I recently installed 100 Italian Olivarez packages onto HSC and agree they are good quality. All the queens were alive and kicking and the bees were very gentle. Out of the first 50 only one queen failed and there is lots of capped brood on the HSC. I haven't been into the second 50 yet. We installed using the water dunking method and then uncorked the queen and placed the cage into corner of the bottom board.

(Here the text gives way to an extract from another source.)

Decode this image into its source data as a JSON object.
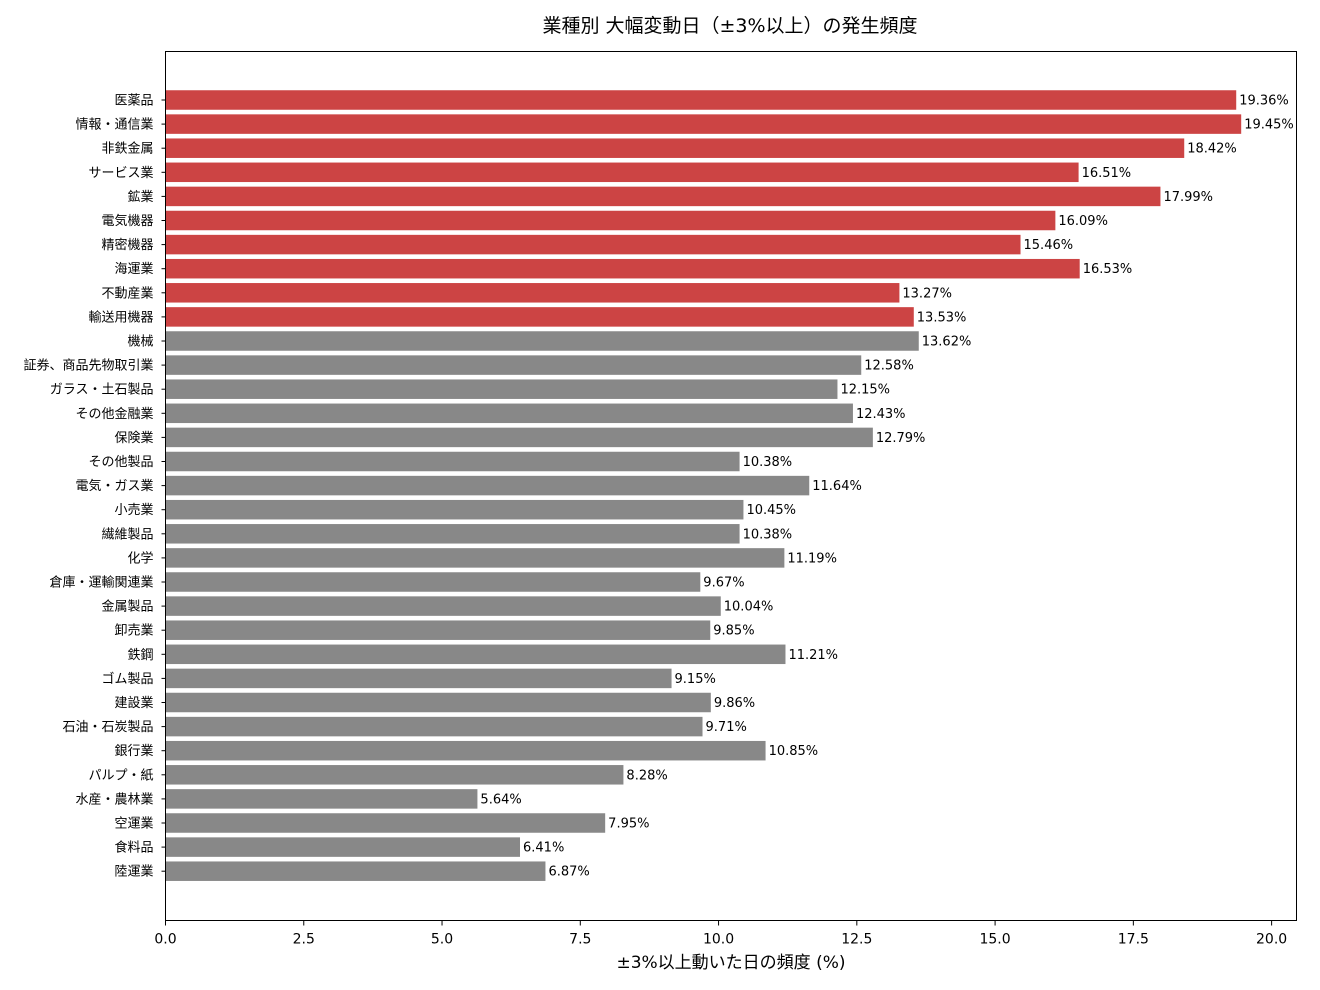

We kept most of them locked up for 2 to 3 days so they would hold on the HSC. We opened the entrance on some hives the next morning (after install) and those held just fine.


----------



## Chrissy Shaw (Nov 21, 2006)

*I was going to keep them closed*

even though this is on Mann Lake PF-100s, but its too cool for the bees that are out after shaking-in, so i opened them. I did move a couple of full sized colonies with duct tape and that fiberglass seam tape, for spackling, easier then screen when open won't cut it. The wood cages i left corked and the JZ candy end cages i mashed into drawn comb on the drawn PF-100s. I used my hive tool an slit an opening at the top of the foundation of the PF-100s and slid the metal strip through that. Pull the corks in a day or two.

I sat out this morning to see how bad the drift would be, and watching won't tell, but it seems that color variations and placements have kept day one drift down. That can be bad with young bees. I hate going in a week later and having three with one frame of bees and queen and one needing a super (LOL). These are pleasant. I fell asleep in the yard listening to the hum.

Chrissy


----------



## MichelleB (Jan 29, 2006)

I've got three packages from them. They traveled well from N. Cal to Seattle to Portland to my outyard, and two went into their boxes today. Very healthy, happy bees. The third package will be installed in the morning at another location, but I'm impressed by how few deadies there are after all these days (packaged Thursday). Nice looking queens, both NWC and Minn Hygenic.


----------